Human freedom is an ability. It is the unique ability, made possible by reflecting on and evaluate our desires and to choose one course of action over another. Only once I was able to accept this, I was then ability connect this to being morally responsible for what I take part in. This is where being connected to our spiritual freedom is so important to me. I very involved in social justice and it comes from this place of realizing that my freedom gives me also the ability to see and help those in need and work on creating more justice systems around us. This for me is the importance of moral responsibility and spiritual freedom, in our lives as moral beings, in our social practices including what we do daily and what we ignore.
With freedom however also come the chance to make mistakes, which I have done throughout my life.
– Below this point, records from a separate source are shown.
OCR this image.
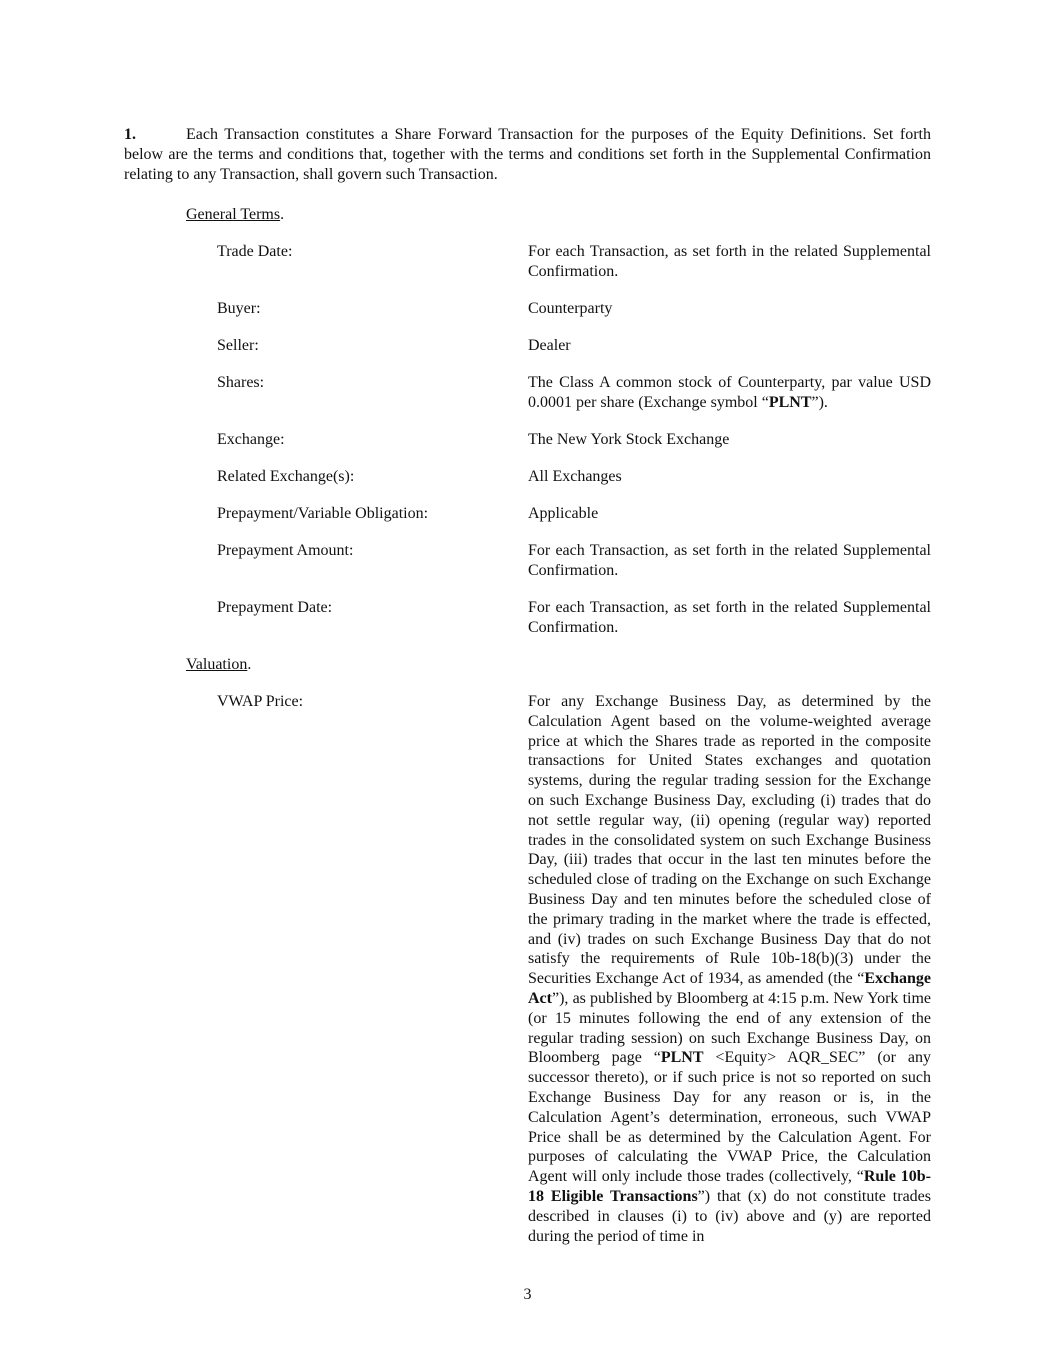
1.	Each Transaction constitutes a Share Forward Transaction for the purposes of the Equity Definitions. Set forth below are the terms and conditions that, together with the terms and conditions set forth in the Supplemental Confirmation relating to any Transaction, shall govern such Transaction.
General Terms.
Trade Date:	For each Transaction, as set forth in the related Supplemental Confirmation.
Buyer:	Counterparty
Seller:	Dealer
Shares:	The Class A common stock of Counterparty, par value USD 0.0001 per share (Exchange symbol “PLNT”).
Exchange:	The New York Stock Exchange
Related Exchange(s):	All Exchanges
Prepayment/Variable Obligation:	Applicable
Prepayment Amount:	For each Transaction, as set forth in the related Supplemental Confirmation.
Prepayment Date:	For each Transaction, as set forth in the related Supplemental Confirmation.
Valuation.
VWAP Price:	For any Exchange Business Day, as determined by the Calculation Agent based on the volume-weighted average price at which the Shares trade as reported in the composite transactions for United States exchanges and quotation systems, during the regular trading session for the Exchange on such Exchange Business Day, excluding (i) trades that do not settle regular way, (ii) opening (regular way) reported trades in the consolidated system on such Exchange Business Day, (iii) trades that occur in the last ten minutes before the scheduled close of trading on the Exchange on such Exchange Business Day and ten minutes before the scheduled close of the primary trading in the market where the trade is effected, and (iv) trades on such Exchange Business Day that do not satisfy the requirements of Rule 10b-18(b)(3) under the Securities Exchange Act of 1934, as amended (the “Exchange Act”), as published by Bloomberg at 4:15 p.m. New York time (or 15 minutes following the end of any extension of the regular trading session) on such Exchange Business Day, on Bloomberg page “PLNT <Equity> AQR_SEC” (or any successor thereto), or if such price is not so reported on such Exchange Business Day for any reason or is, in the Calculation Agent’s determination, erroneous, such VWAP Price shall be as determined by the Calculation Agent. For purposes of calculating the VWAP Price, the Calculation Agent will only include those trades (collectively, “Rule 10b-18 Eligible Transactions”) that (x) do not constitute trades described in clauses (i) to (iv) above and (y) are reported during the period of time in
3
Because we make our own choices we can choice to move in a bad direction and at times we fall and we suffer. While not all suffering is our own doing, how we react and look at suffering is also effected by our faith. Christian believes that no suffering is ultimately meaningless or pointless. God always has a good purpose in allowing suffering, even when that purpose is inscrutable to us. We always have a choice in our suffering, whether to trust God as our loving Father, and receive the good gift that He is giving us, or to rail against God in distrust and anger.
For me I have seen both sides of this, there were many times especially after the death of my mother that I was so anger with God I couldn’t see how anything good could coming into being through my suffering. I also couldn’t see where God was in what was happening. However after the suffering was over, I was able to come to a deeper understanding of where God was even in my darkest moments.